We ponder the upcoming 3DS game and what it could (or couldn't) be.
The vitriol around Metroid Prime: Federation Force is often overwhelming. From the moment the game was announced, it’s hard to discuss the upcoming 3DS game without the conversation devolving into the negativity that surrounded it since its debut. Now that we know more about it and Federation Force is due out within the next few months, we’re going to make an attempt to talk about what it could be than lamenting about what it isn’t. To that end, we still don’t know a lot about the specifics, so we came up with a few questions and tried to speculate on the answers.
1. Will there be a good single-player experience?
All we really know for sure is that there is a single-player mode. Details on what this will entail are scarce, but Nintendo’s official pages for it mentions tackling missions solo. Whether this will be a solitary experience, use computer-controlled bots, or entail some Tri Force Heroes-esque player-swapping, we don’t know. Something tells me, though, that the single-player mode won’t be hiding some kind of Samus Aran adventure; it’ll just be the regular multiplayer levels with some tweaks.
2. Will there be voice chat?
With how Nintendo has handled voice chat over the past few years, I sincerely have no idea whether or not Federation Force will have voice chat. Maybe part of the reason the game is reportedly slower paced is so voice chat can be reliably added in. To me, Federation Force has to have voice chat. After seeing the struggle and poor reception of Tri Force Heroes last year, hopefully Nintendo will learn from their past multiplayer-focused 3DS game and make sure that voice chat makes the cut. I mean, after all, Metroid Prime Hunters literally came out more than a decade ago and it had voice chat. Federation Force has to have voice chat, right?
3. What is Samus Aran's role?
We saw Chibi Samus in the footage from the last Nintendo Direct in addition to what seems to be her ship taking off during a level. We also know that the tech from Samus' power suit is what is being used for the mechs the player characters are using. Aside from that? It's all conjecture. The hopeless optimist in me hopes for a bonus mode at the end where you control Samus through some of the previous environments cleaning up the Federation's mess or something. The realist in me sees the role of Samus being far more understated. Maybe she shows up to help at a few points? Maybe there's a tease for a future Metroid game with Samus at the end? Of course, maybe she just has a glorified cameo that is the equivalent of something like Bill or Katt Monroe in Star Fox games. Who knows.

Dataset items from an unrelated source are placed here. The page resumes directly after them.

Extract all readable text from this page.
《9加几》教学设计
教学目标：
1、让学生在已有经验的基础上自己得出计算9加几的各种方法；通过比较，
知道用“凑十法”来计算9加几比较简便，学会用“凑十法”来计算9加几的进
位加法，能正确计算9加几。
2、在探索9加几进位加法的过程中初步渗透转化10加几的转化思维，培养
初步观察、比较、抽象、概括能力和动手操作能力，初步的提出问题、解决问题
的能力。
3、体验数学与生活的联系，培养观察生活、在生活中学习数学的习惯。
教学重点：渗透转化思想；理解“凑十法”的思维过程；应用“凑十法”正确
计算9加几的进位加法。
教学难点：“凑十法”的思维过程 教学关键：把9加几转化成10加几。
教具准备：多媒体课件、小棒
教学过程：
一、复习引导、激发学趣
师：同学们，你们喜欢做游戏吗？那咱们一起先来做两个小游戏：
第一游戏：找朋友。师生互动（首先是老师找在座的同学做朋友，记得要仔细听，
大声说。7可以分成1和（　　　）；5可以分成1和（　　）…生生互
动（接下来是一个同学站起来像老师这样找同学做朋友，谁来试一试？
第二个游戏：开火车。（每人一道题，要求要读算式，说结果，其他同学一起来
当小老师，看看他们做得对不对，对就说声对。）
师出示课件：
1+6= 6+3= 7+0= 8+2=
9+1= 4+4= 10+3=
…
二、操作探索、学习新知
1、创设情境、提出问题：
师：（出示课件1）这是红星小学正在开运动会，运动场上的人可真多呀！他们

4. Blast Ball is a side mode. Will there be other side modes?
The jury's still out on that, though Kensuke Tanabe promised that they'll explain more about Blast Ball in the future. I like the idea of the Federation's training just being a bunch of weird sports games. Maybe we can also have Grappling Hook Baseball and Metroid Tennis. My best guess is that Blast Ball will just be a lone side mode with maybe another option for a rudimentary deathmatch mode.
5. Will there be a good online experience?
If I could answer this accurately, I’d start reviewing games before they’re out because I’d be a prophet who can tell you the quality of a game months before release. Maybe they’d build a statue at a PAX or something to commemorate “the dude who knew the finale to Zelda Wii U before Nintendo even made it.”
But seriously, I hope so. Federation Force is a game that will live and die on its online modes. Outside of the requisite “runs smooth,” the game needs to feature easy communication and fun gameplay. If Next Level Games pulls off an online mode as novel as the one they included in Luigi’s Mansion: Dark Moon, I think there’s a good chance that Federation Force turns into a surprisingly excellent multiplayer experience. Even if, like Tri Force Heroes, Federation Force is a blast locally, if it doesn’t work well online, it will, like Tri Force Heroes, be widely ignored and dismissed. Unfortunately, the reports from various demos doesn’t seem to echo that. This might be the kind of game that you need your own copy to fully appreciate (like how I’ve disliked nearly every Monster Hunter demo I’ve played but really enjoy the main game) as you build up your character’s arsenal on your own time.
We will find out the answers to the questions over the next few months, as Metroid Prime: Federation Force is due out in late spring in North America (so like May or June?) and June in Japan.